July 4, 2021 · 8:57 p.m.
Notes on an Apocalypse: The End of the World and Personal Return by Mark O’Connell He continues with another book about his future that won the Wellcome Award for Transhumanism To Be a Machine, this time exploring ways to prepare people for ecological and social collapse. O’Connell travels to South Dakota to visit underground survival bunkers, attends a Mars convention in California, visits New Zealand to find out why millionaires are the best place to travel to the end of the world, and goes to the Chernobyl exclusion zone. where the post-apocalyptic scene of the world’s worst nuclear disaster has become a popular tourist attraction in recent years.
In the paper edition, O’Connell stated in a new preface that the time for the April 2020 hardcover publication was “perfect”. However, it does mean that some sections read a little differently than they would without a global pandemic. For example, the actions of “trainers” who accumulate supplies in the event of a bad situation now seem far from extreme. O’Connell’s writing is dense and brainwashing, and ‘Notes from an Apocalypse’ has as much thought as his first book, though this time with a greater dose of concern for the future.

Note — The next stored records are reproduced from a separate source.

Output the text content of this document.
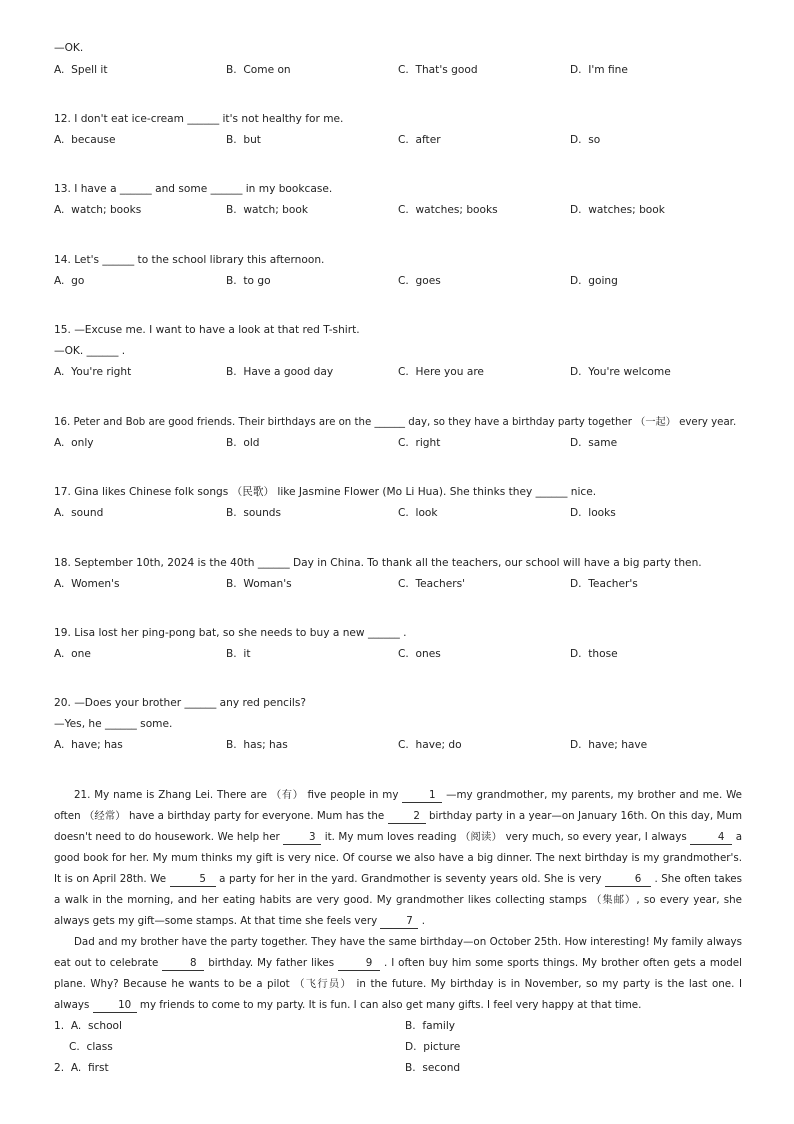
—OK.
A.  Spell it	B.  Come on	C.  That's good	D.  I'm fine
12. I don't eat ice-cream ______ it's not healthy for me.
A.  because	B.  but	C.  after	D.  so
13. I have a ______ and some ______ in my bookcase.
A.  watch; books	B.  watch; book	C.  watches; books	D.  watches; book
14. Let's ______ to the school library this afternoon.
A.  go	B.  to go	C.  goes	D.  going
15. —Excuse me. I want to have a look at that red T-shirt.
—OK. ______ .
A.  You're right	B.  Have a good day	C.  Here you are	D.  You're welcome
16. Peter and Bob are good friends. Their birthdays are on the ______ day, so they have a birthday party together （一起） every year.
A.  only	B.  old	C.  right	D.  same
17. Gina likes Chinese folk songs （民歌） like Jasmine Flower (Mo Li Hua). She thinks they ______ nice.
A.  sound	B.  sounds	C.  look	D.  looks
18. September 10th, 2024 is the 40th ______ Day in China. To thank all the teachers, our school will have a big party then.
A.  Women's	B.  Woman's	C.  Teachers'	D.  Teacher's
19. Lisa lost her ping-pong bat, so she needs to buy a new ______ .
A.  one	B.  it	C.  ones	D.  those
20. —Does your brother ______ any red pencils?
—Yes, he ______ some.
A.  have; has	B.  has; has	C.  have; do	D.  have; have

21. My name is Zhang Lei. There are （有） five people in my	1 —my grandmother, my parents, my brother and me. We often （经常） have a birthday party for everyone. Mum has the 2 birthday party in a year—on January 16th. On this day, Mum doesn't need to do housework. We help her 3 it. My mum loves reading （阅读） very much, so every year, I always	4 a good book for her. My mum thinks my gift is very nice. Of course we also have a big dinner. The next birthday is my grandmother's. It is on April 28th. We	5 a party for her in the yard. Grandmother is seventy years old. She is very	6 . She often takes a walk in the morning, and her eating habits are very good. My grandmother likes collecting stamps （集邮）, so every year, she always gets my gift—some stamps. At that time she feels very 7 .

Dad and my brother have the party together. They have the same birthday—on October 25th. How interesting! My family always eat out to celebrate	8 birthday. My father likes	9 . I often buy him some sports things. My brother often gets a model plane. Why? Because he wants to be a pilot （飞行员） in the future. My birthday is in November, so my party is the last one. I always 10 my friends to come to my party. It is fun. I can also get many gifts. I feel very happy at that time.

1.  A.  school	B.  family
C.  class	D.  picture
2.  A.  first	B.  second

I often look for travel documents located in remote locations; favorites in recent years include Sarah Moss, who lived in Iceland for years after writing Names For the Sea about Nell Stevens’ stay in the Falkland Islands while trying to write. Gavin Francis’s novel Empire Antarctica and the story of a base camp doctor on Caird Coast’s Halley Research Station in the British Antarctic Survey. Still the niche, but probably The Not-Quite States of America by Doug Mack which documents the author’s travels to five American territories and commonwealths: the US Virgin Islands, American Samoa, Guam, the Northern Mariana Islands, and Puerto Rico. Before I read this book, I knew almost nothing about them. Calmly though, Mack didn’t do it until he embarked on a 30,000-mile journey to explore themselves. Explains how these places ended up as U.S. territory, which in practice means for people living there, such as how Samoan Americans are recognized as American nationals, but not as citizens, that is, they cannot vote in presidential elections. give. The historical background goes beyond the actual journey in some parts, but overall, this non-fiction piece is still appealing and enlightening.